Terra (LUNA/USD) Forms Bullish Pin Bar on Key Level, Polygon (MATIC/USD) Heading to $1?
LUNA/USD Rejects Decline Below Ascending Trendline
On a crypto market day characterized by a liquidation bloodbath, Terra’s native token, LUNA/USD, has been no exception. The token has lost more than 24% in the past week and at the time of writing, it was trading down by at least 10% in the foregoing 24 hours. Nonetheless, at the current trading price of $61.75, LUNA/USD is coming from a market drop that saw it touch a low under $55. Amid the bearish market sentiment, LUNA/USD has flashed a key signal that points to a potential rebound at the key support.
Outlook on the Daily Chart
LUNA/USD Rebounding from $55 Level?
On the daily chart above, the decline in LUNA/USD was rejected at the $55.3 level, which acted as support before. A long bullish pin bar can be seen towering above, as the token bounced off the support, with prices rising up to $70 over the weekend. What makes the bullish pin bar promising is that it forms right above the support and ascending trendline, leaving a confluence of bullish signals that we should be keen on. Nonetheless, the 9-day, 14-day and 20-day moving averages remain above the current price, which suggests that we could witness some market indecision or consolidation before we witness a strong upside.
LUNA/USD Trade Idea
A clear buy signal is present on LUNA/USD at the current level, with prices firmly holding onto the $55 support. However, with the ongoing crypto weakness, I recommend we wait a little for further confirmations that the $55 will continue to hold. A change in the sentiment in the broader crypto could also add a bullish impetus that will further validate the bullish signal on the daily chart.
Polygon (MATIC/USD) Could Head to $1 Next
After remaining on an uptrend on the daily chart up to January 18, Polygon’s native token MATIC/USD seems to have finally given in to the bearish pressure engulfing the crypto market. In our previous outlook, we indicated that MATIC/USD was facing bearish pressure as it approached the ascending trendline quickly. Our projection was that MATIC/USD will maintain the bearish momentum if it breaks below the trendline.
After continued weakness, MATIC/USD broke below the ascending trendline on January 19, and it is currently on a free fall. At the current trading price of around $1.3, MATIC/USD is showing no signs of abating, as the established support sits way below that, at $1.05.

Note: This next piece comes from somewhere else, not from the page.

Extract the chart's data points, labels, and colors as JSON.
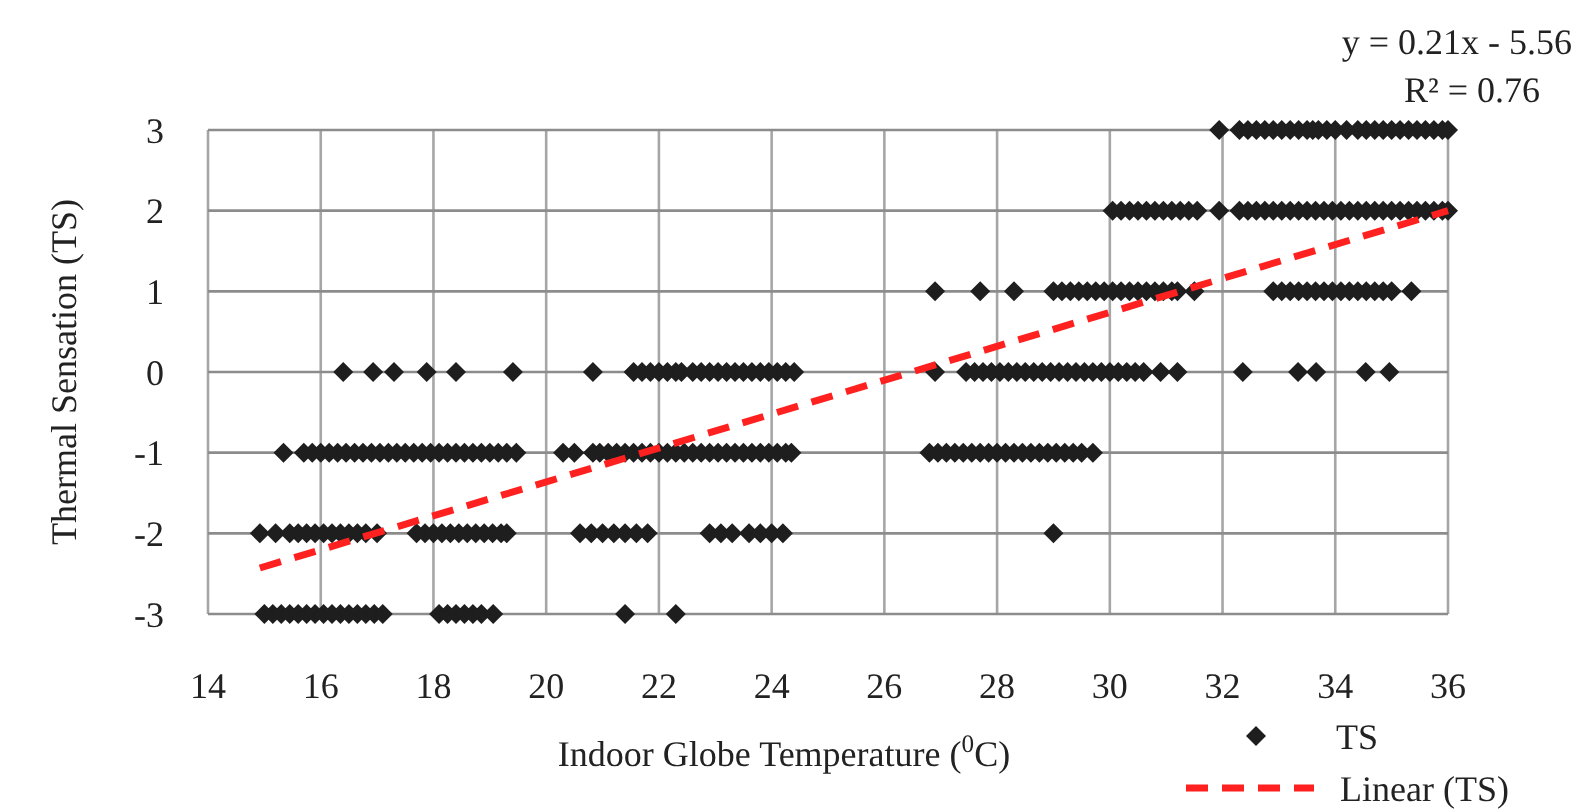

– Technical Outlook on the Daily Chart
MATIC Could Slide to $1.05
Looking at the daily chart, MATIC/USD is under heightened bearish pressure, as it continues to drop towards the established support of $1.05. All the moving averages provide resistance above that.
Based on the technical pointers, MATIC/USD will continue to fall, until $1.05 if the bulls do not take charge at the current $1.3, which seems to be a market event area, but not an established support. Therefore, we need a little bit of patience to allow the price to settle, potentially at $1.05, before entering a buy trade. Good luck!